Data is the lifeblood of automation. There seems to be a fundamental misunderstanding in the automatability of tasks, and a belief that only low skilled jobs are in jeopardy. The truth of the matter is that the requisite skills for a job are just a tiny contributing factor, and it is much more important to know if a current machine learning construct exists for the specific task and if enough data is available. For example, although a radiologist is a highly skilled profession, machine learning models outperform radiologist in spotting cancerous and other anomalies. The reason is that the construct of image analysis and medical object identification is a lively area with a lot of money and data thrown at it.

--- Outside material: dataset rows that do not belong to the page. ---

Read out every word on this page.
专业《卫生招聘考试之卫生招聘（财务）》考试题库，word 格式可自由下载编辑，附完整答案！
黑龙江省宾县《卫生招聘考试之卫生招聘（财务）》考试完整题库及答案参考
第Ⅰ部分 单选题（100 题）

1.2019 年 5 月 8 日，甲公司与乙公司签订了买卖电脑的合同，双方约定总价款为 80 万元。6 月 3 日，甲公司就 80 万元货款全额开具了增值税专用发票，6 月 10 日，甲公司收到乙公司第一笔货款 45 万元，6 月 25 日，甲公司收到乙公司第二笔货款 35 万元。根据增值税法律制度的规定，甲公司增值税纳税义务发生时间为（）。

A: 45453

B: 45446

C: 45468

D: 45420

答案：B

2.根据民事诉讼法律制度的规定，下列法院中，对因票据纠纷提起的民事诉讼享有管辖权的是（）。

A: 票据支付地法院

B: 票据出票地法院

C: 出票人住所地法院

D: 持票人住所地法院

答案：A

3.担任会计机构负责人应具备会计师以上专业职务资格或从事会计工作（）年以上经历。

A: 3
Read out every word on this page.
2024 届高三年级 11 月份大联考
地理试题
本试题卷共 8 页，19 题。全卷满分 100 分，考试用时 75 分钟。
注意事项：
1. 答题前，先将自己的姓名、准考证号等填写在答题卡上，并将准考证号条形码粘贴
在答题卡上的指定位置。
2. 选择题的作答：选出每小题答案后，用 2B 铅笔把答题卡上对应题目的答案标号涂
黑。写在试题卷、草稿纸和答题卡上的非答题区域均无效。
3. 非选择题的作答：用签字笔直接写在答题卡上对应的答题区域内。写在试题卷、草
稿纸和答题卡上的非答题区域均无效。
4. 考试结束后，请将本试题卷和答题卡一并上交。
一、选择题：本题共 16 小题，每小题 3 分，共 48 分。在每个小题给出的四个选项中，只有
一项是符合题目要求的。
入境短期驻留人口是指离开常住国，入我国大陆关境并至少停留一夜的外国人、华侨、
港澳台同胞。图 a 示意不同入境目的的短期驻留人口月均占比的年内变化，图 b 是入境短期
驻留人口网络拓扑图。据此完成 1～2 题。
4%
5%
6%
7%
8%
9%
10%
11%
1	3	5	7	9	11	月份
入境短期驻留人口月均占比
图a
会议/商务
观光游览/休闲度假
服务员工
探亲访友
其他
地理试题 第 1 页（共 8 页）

Skilled staff at JP Morgan Chase have suffered a similar fate; a new contract intelligence programme was established to interpret commercial-loan agreements that previously required 360k hours of legal work by lawyers and loan officers (Son, 2017). Other tasks include post-allocation requests at UBS and policy pay-outs at Fukoku Mutual Life Insurance. Again, natural language processing for legal documents is a lively field with a lot of money and data thrown at it. What should also be noted is that machine learning is very task-driven and that jobs that are task-specific are at risk of dissolving. Norman Weiner, the founder Cybernetics left us with a forewarning in his book eponymously titled book, ‘’…remember that the automatic machine is the precise equivalent of slave labor. Any labour which compete with slave labor must accept the economic consequences of slave labor.” There is a good economic argument to be made that machine learning is coming for the most expensive human-capital tasks first, so hold on to your hat.